As a part of the 2013 Death Valley Campout Festival, I organized a plein air paint out for the morning of November 6, the first day of the Encampment, http://www.deathvalley49ers.org/art-events/. The group met at 8 AM at the 49ers registration booth and car pooled to Zabriskie Point, which I chose for its relative ease of access and panoramic beauty offering limitless painting compositions.
Plein air artists paint from life, in the outdoors, in open air (en plein air) with natural light and the artist sitting in front of the live subject. Artists complete a painting in a few hours, in changing light with only minor refinements that may be made later in a studio. Photography is discouraged if not forbidden in plein air painting. In addition to artistic skills, the major challenges include:
Ability to deal with the changing light and environment
Working in one sitting with a relatively short time and limited, portable equipment.
Choosing a composition and focus
Producing value sketches and designing the painting
Simplifying
Capturing the spirit of being in the presence of the subject
Finally, one of the greatest challenges is the distraction by on lookers who insist on telling you about their own painting experiences or that of their children.

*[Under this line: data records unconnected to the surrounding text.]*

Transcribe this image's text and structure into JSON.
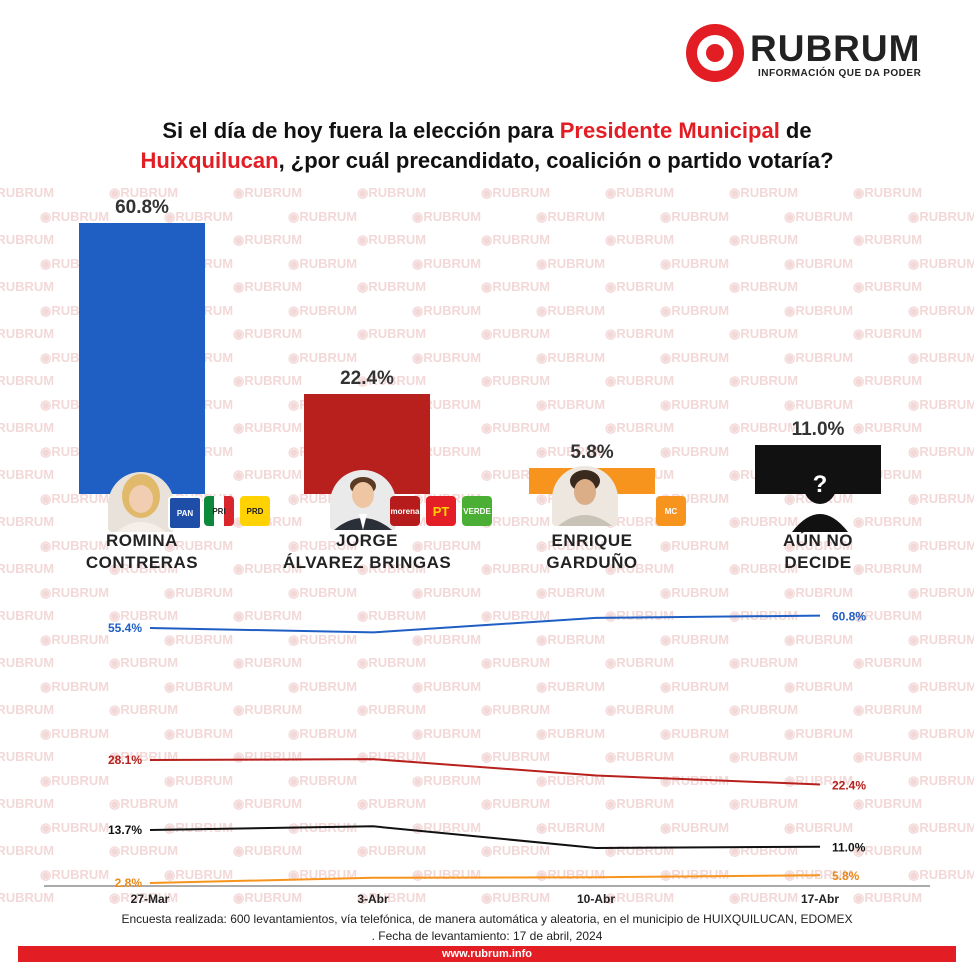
{
  "brand": {
    "name": "RUBRUM",
    "tagline": "INFORMACIÓN QUE DA PODER",
    "watermark": "RUBRUM",
    "url": "www.rubrum.info",
    "accent_color": "#e31d24"
  },
  "title": {
    "part1": "Si el día de hoy fuera la elección para ",
    "highlight1": "Presidente Municipal",
    "part2": " de",
    "highlight2": "Huixquilucan",
    "part3": ", ¿por cuál precandidato, coalición o partido votaría?"
  },
  "parties": {
    "pan": "PAN",
    "pri": "PRI",
    "prd": "PRD",
    "morena": "morena",
    "pt": "PT",
    "verde": "VERDE",
    "mc": "MC"
  },
  "chart_data": [
    {
      "type": "bar",
      "categories": [
        "ROMINA CONTRERAS",
        "JORGE ÁLVAREZ BRINGAS",
        "ENRIQUE GARDUÑO",
        "AÚN NO DECIDE"
      ],
      "name_lines": [
        [
          "ROMINA",
          "CONTRERAS"
        ],
        [
          "JORGE",
          "ÁLVAREZ BRINGAS"
        ],
        [
          "ENRIQUE",
          "GARDUÑO"
        ],
        [
          "AÚN NO",
          "DECIDE"
        ]
      ],
      "values": [
        60.8,
        22.4,
        5.8,
        11.0
      ],
      "labels": [
        "60.8%",
        "22.4%",
        "5.8%",
        "11.0%"
      ],
      "colors": [
        "#1f5fc4",
        "#b7201c",
        "#f7941d",
        "#111111"
      ],
      "ylim": [
        0,
        60.8
      ]
    },
    {
      "type": "line",
      "x": [
        "27-Mar",
        "3-Abr",
        "10-Abr",
        "17-Abr"
      ],
      "series": [
        {
          "color": "#1f5fc4",
          "values": [
            55.4,
            53.5,
            59.8,
            60.8
          ],
          "labels": [
            "55.4%",
            "",
            "",
            "60.8%"
          ]
        },
        {
          "color": "#b7201c",
          "values": [
            28.1,
            28.3,
            24.5,
            22.4
          ],
          "labels": [
            "28.1%",
            "",
            "",
            "22.4%"
          ]
        },
        {
          "color": "#111111",
          "values": [
            13.7,
            14.3,
            10.8,
            11.0
          ],
          "labels": [
            "13.7%",
            "",
            "",
            "11.0%"
          ]
        },
        {
          "color": "#f7941d",
          "values": [
            2.8,
            4.8,
            5.0,
            5.8
          ],
          "labels": [
            "2.8%",
            "",
            "",
            "5.8%"
          ]
        }
      ]
    }
  ],
  "footer": {
    "line1": "Encuesta realizada: 600 levantamientos, vía telefónica, de manera automática y aleatoria, en el municipio de HUIXQUILUCAN, EDOMEX",
    "line2": ". Fecha de levantamiento: 17 de abril, 2024"
  }
}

All of the artistic ingredients for plein air painting are present in Death Valley; it simply doesn’t get any better.
Each artist found a position and view, set up portable equipment and worked until shortly before noon. In previous years a nearly ideal painting location lay behind the tourist wall, which provided shade to a large flat mound where easels could be located out of the tourist traffic. However, recent rains had washed out a large area of the dirt mound causing some of the wall to collapse, so most artists chose to remain on the safer side of the wall.